As these drugs act at a wide range of molecular targets, it is difficult to define their actions and find effective treatments for overdose.
**Aminorex and its analogues
Aminorex is a stimulant drug, previously marketed in 1963 for weight loss as an alternative to amphetamine derivatives.
It was sold over the counter in some European countries but was withdrawn in 1968 due to its association with a significant increase in pulmonary hypertension.
Aminorex interferes with the function of monoamine transporters. Hence, Aminorex and its derivatives share pharmacological and neurochemical similarities with amphetamines and cocaine.

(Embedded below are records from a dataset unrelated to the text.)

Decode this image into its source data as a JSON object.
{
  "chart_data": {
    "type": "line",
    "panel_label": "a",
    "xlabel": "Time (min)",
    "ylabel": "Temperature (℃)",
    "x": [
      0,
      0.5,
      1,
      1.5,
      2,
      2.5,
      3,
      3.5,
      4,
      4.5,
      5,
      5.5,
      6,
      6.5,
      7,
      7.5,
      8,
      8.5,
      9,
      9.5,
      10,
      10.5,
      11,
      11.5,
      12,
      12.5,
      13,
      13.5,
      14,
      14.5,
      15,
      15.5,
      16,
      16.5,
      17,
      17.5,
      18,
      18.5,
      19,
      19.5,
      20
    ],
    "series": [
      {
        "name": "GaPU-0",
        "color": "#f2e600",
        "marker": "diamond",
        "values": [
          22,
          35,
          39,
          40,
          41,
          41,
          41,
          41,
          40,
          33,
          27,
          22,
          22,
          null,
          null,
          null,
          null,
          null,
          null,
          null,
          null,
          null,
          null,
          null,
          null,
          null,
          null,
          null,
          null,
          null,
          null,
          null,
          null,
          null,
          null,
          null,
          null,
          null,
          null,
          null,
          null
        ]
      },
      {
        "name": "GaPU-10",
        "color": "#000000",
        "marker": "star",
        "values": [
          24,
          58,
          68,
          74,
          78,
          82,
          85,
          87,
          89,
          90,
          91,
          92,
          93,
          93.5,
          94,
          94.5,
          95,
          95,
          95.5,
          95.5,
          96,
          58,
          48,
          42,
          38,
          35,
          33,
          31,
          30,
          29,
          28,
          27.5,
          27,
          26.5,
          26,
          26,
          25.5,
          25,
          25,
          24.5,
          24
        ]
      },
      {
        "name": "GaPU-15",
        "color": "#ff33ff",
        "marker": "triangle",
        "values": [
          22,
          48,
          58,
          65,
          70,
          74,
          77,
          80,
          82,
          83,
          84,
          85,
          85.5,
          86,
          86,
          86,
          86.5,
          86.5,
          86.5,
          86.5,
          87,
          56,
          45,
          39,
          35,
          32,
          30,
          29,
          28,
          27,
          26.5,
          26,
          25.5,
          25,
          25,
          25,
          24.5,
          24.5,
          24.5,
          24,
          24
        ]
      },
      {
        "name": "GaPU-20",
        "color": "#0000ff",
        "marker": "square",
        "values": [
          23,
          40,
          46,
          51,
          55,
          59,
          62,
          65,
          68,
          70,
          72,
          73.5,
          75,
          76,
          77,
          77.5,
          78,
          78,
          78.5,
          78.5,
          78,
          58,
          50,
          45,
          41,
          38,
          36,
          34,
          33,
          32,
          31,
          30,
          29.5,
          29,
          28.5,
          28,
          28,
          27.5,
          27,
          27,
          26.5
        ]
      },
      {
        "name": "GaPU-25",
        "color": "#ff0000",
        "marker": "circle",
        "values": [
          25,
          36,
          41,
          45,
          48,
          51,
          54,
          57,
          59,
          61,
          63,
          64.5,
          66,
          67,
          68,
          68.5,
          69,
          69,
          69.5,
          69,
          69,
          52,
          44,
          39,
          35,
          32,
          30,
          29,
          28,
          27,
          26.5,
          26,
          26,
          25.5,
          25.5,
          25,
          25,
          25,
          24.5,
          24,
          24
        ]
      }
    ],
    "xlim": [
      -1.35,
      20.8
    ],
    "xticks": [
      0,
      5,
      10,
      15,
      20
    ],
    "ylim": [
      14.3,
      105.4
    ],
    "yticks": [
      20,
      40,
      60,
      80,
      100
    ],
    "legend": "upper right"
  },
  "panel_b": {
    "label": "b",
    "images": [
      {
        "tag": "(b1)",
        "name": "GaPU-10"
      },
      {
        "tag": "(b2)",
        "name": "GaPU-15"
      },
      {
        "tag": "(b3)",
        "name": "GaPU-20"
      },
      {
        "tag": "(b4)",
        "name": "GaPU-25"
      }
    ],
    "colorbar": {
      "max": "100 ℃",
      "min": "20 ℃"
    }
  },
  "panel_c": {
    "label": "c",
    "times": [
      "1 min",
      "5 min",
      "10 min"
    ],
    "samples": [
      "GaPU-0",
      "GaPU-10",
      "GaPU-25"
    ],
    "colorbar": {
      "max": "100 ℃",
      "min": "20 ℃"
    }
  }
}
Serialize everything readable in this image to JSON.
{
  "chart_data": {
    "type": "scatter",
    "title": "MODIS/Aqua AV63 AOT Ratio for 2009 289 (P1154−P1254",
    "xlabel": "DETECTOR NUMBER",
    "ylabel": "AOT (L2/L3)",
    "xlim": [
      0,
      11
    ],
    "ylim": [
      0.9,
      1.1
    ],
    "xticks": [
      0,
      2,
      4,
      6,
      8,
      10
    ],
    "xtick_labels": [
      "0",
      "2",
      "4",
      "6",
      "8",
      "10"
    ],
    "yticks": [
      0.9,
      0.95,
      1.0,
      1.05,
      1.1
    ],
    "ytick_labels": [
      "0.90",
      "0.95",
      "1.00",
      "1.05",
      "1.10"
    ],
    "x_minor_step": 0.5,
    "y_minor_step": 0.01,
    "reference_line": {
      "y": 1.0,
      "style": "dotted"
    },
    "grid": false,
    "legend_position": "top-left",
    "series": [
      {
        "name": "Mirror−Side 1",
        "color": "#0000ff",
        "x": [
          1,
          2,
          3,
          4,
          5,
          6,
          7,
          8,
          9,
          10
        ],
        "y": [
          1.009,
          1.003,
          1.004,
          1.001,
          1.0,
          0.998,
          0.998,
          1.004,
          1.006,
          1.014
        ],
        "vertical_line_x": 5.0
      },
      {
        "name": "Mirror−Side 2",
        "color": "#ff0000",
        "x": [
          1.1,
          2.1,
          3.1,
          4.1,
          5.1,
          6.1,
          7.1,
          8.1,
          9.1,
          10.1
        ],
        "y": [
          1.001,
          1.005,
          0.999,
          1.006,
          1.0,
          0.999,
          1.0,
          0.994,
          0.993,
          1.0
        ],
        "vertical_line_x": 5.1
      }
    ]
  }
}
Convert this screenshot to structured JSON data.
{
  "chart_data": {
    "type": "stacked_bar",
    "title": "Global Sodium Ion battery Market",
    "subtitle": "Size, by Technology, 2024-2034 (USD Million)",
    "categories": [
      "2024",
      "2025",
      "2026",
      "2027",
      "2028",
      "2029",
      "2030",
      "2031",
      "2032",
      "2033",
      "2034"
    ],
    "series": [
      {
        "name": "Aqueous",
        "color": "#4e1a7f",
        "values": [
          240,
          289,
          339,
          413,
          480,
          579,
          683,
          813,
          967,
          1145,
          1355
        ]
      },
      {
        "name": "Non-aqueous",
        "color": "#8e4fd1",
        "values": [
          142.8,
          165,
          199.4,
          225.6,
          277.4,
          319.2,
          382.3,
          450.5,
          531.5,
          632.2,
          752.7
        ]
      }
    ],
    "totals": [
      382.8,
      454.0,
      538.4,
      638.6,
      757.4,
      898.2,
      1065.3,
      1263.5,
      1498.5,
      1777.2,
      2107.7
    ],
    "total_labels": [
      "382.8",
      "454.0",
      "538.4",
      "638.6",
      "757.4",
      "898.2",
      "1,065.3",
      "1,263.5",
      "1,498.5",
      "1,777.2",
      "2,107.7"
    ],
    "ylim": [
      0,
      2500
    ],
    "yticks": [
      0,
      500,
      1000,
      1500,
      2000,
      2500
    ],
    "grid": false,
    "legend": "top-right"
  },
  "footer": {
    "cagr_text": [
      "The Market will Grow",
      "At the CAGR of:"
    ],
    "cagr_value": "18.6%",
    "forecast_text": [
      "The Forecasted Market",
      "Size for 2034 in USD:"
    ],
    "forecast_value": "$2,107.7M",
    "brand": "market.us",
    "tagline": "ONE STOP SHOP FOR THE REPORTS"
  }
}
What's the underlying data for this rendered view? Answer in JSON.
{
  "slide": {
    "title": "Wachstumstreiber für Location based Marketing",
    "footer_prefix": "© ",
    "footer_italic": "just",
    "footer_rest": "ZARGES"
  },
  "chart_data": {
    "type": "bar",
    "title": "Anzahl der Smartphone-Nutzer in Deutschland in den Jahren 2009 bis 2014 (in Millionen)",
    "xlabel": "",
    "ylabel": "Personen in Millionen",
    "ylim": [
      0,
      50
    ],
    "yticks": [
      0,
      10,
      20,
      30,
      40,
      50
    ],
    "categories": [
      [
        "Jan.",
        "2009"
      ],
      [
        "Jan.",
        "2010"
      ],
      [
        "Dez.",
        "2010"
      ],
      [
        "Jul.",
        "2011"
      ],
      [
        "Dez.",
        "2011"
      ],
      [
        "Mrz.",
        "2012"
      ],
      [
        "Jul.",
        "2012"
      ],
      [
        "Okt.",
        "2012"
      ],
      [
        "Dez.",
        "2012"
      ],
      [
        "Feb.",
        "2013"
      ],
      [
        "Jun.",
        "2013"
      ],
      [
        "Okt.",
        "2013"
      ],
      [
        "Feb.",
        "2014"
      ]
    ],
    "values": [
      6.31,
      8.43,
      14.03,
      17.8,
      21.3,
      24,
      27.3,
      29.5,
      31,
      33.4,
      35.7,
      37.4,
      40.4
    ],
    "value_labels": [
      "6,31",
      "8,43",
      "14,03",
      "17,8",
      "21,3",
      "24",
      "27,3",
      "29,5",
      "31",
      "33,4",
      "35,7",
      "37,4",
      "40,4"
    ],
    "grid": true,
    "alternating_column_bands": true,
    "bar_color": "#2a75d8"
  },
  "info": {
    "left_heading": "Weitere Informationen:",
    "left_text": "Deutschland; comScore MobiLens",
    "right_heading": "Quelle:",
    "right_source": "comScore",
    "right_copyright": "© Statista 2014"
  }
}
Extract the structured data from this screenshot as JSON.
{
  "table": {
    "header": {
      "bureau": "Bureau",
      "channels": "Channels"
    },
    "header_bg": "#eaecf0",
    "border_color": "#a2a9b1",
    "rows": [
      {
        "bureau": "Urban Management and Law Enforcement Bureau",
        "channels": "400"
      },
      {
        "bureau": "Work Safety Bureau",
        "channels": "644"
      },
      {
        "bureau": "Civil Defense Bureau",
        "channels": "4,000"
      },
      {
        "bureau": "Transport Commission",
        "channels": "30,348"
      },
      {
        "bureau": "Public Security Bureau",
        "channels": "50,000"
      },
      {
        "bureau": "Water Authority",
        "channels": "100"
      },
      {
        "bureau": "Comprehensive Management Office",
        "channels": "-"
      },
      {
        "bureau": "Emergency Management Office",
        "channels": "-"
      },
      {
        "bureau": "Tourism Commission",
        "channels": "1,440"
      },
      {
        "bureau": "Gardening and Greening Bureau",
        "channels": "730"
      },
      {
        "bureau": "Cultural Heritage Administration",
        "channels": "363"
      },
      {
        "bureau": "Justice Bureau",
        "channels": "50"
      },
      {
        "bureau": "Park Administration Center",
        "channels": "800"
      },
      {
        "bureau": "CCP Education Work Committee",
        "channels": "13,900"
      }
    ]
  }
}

Aminorex analogues encompass failed pharmaceuticals that reemerged as drugs of abuse, and newly synthesized substances that were solely designed for recreational use by clandestine chemists.
Several aminorex analogues exist that are not internationally controlled. Notably, 4-methylaminorex (4-MAR) and 4,4′-dimethylaminorex (4,4′-DMAR) have been associated with adverse events, including death, similar to the dangers highlighted with synthetic cathinones. These have clinical features consistent with serotonin toxicity and noradrenaline-mediated cardiotoxicity.
Self-administration experiments in baboons and rhesus monkeys suggest a significant abuse potential for 4-MAR.
Stimulus generalisation studies in rats indicate that aminorex and 4-MAR produce subjective effects similar to amphetamine and cocaine.
Aminorex and 4-MAR are internationally controlled substances. Following the numerous deaths associated with its use, 4,4′-DMAR was also placed under international control in 2016.